Adam Roberts' dystopian uptopia pits the pettiness of humans against the vastness of the universe and the unpredictability of reality itself.

'Stone' takes Roberts into the real of what in other hands might be simply space opera. But as usual, Roberts has other interests on his mind. 'Stone' contemplates what humans might do with Utopia, how we might build heaven on earth and elsewhere. The humans that populate Roberts' interstellar utopia find that, in the end, a lot of sex and a little sightseeing might just be the ticket. This enables Roberts to keep the reader's sympathy when his main character is a criminal sprung from a prison in the center of a star and asked to exterminate the population of an entire world. The character becomes both the perpetrator and the detective in a mystery that confronts an ugly humanity that has found stasis and stagnation in an interstellar heaven. 'Stone' finds Roberts joyfully subverting the trends and interests of current science fiction writers. His method of interstellar travel is delightfully inventive. His vision of a society drenched in nanotechnology offers him lots of opportunities for humor and terror. He gets great riffs on both out of the characters he creates, instead of at their expense. In his lonely status, as one of the few criminals in this future perfect, the reader is allowed to discover that the main character is not an outcast, but the penultimate creation of what humanity has become. 'Stone' offers a vision of heaven and hell united in one character, flawed, fun read about and filled with wonder.

Roberts is currently working on a collection of short stories that are written in each of science fictions' sub-genres, further evidence of his willingness to us the tools with literary skill and savage intent.
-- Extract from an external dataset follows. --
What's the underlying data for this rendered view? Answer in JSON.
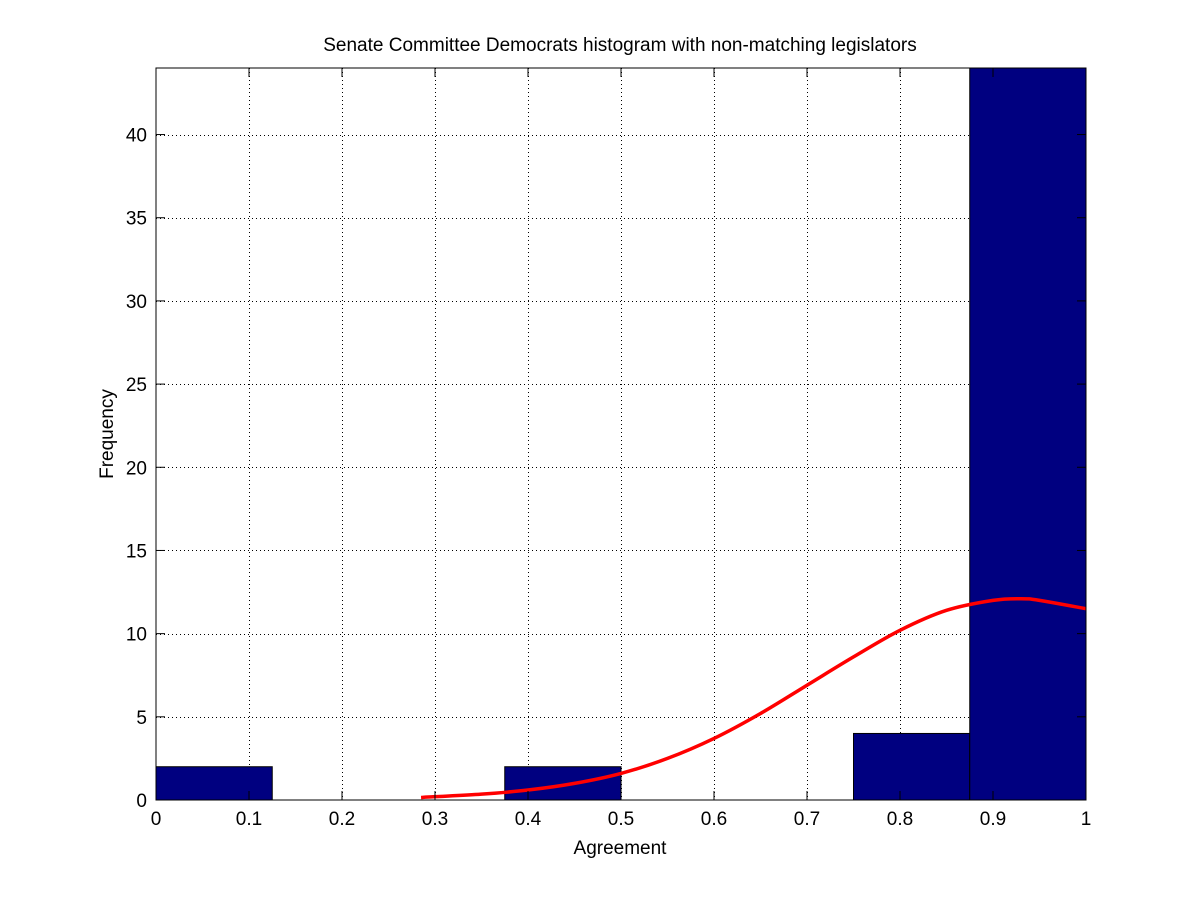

His work is always cuttingly clear, readably transparent. Roberts' novels are not always comfortable reading. There are no "feel-good" moments to be found here. It's great science fiction in the tradition of the earliest writers, who wanted to turn what has become a ghetto into a literature of ideas. Readers who want to get off the wagon train need only pick up Roberts' novels to find that there are more ideas in this universe than are accounted for by our philosophers. Our writers are doing an excellent job at taking up the slack.